Alex Schwazer di nuovo accusato di doping: in Germania è risultato positivo all’Epo

Una nuova accusa di doping piove improvvisamente sulla testa di Alex Schwazer. La NADA Germania (l’Agenzia antidoping tedesco) ha sospeso il marciatore in via temporanea e avviato un procedimento disciplinare: Schwazer è risultato positivo all’Epo durante un controllo antidoping dopo i campionati tedeschi dello scorso 27 aprile, quando a 41 anni l’altoatesino aveva firmato il record italiano sulla nuova distanza dei 42 km.

Per Schwazer è la terza accusa di doping in carriera. La prima nel 2012, alla vigilia delle Olimpiadi di Londra, quando fu trovato positivo proprio all’Epo. All’epoca il marciatore altoatesino – medaglia d’oro a Pechino – si dichiarò colpevole. Poi fu trovato nuovamente positivo a dicembre 2015, questa volta per steroidi. È il caso controverso che ha dato il via alla battaglia di Schwazer contro la Wada e il sistema dei controlli anti-doping mondiale. L’atleta in questo caso si è sempre dichiarato innocente e il tribunale di Bolzano lo ha scagionato dall’accusa di doping. La Wada però non hai mai ridotto la squalifica.

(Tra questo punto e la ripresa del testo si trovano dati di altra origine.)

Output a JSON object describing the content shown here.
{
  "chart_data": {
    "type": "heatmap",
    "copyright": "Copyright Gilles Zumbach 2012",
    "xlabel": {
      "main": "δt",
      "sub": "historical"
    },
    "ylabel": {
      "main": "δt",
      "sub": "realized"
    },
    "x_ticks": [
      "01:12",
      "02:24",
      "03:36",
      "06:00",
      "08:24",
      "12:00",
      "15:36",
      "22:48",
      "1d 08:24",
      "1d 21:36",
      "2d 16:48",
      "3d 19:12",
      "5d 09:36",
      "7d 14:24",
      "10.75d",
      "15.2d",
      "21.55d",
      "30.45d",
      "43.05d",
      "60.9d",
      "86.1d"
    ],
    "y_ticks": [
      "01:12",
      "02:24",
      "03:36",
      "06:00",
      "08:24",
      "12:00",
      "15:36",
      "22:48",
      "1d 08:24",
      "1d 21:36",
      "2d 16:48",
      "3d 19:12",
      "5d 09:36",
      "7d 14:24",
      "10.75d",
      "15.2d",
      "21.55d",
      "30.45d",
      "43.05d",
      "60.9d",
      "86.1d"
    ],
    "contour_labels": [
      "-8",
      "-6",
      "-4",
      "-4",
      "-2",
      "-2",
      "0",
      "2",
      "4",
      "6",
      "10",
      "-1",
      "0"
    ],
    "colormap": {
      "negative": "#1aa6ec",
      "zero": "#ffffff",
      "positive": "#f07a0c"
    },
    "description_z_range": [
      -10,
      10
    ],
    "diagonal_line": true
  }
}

Schwazer era tornato in attività nel 2025, per passione più che per professione. Si allenava nei ritagli di tempo oltre il lavoro e la famiglia. La sua prestazione in Germania aveva riacceso i riflettori, fino a ipotizzare perfino una sua partecipazione agli Europei di marcia. Ora questa ennesima ombra. Per le ore 16 è stata convocata una conferenza stampa da Giulia Mancini, la storica manager di Schwazer, che aveva mantenuto totale riserbo sui contenuti.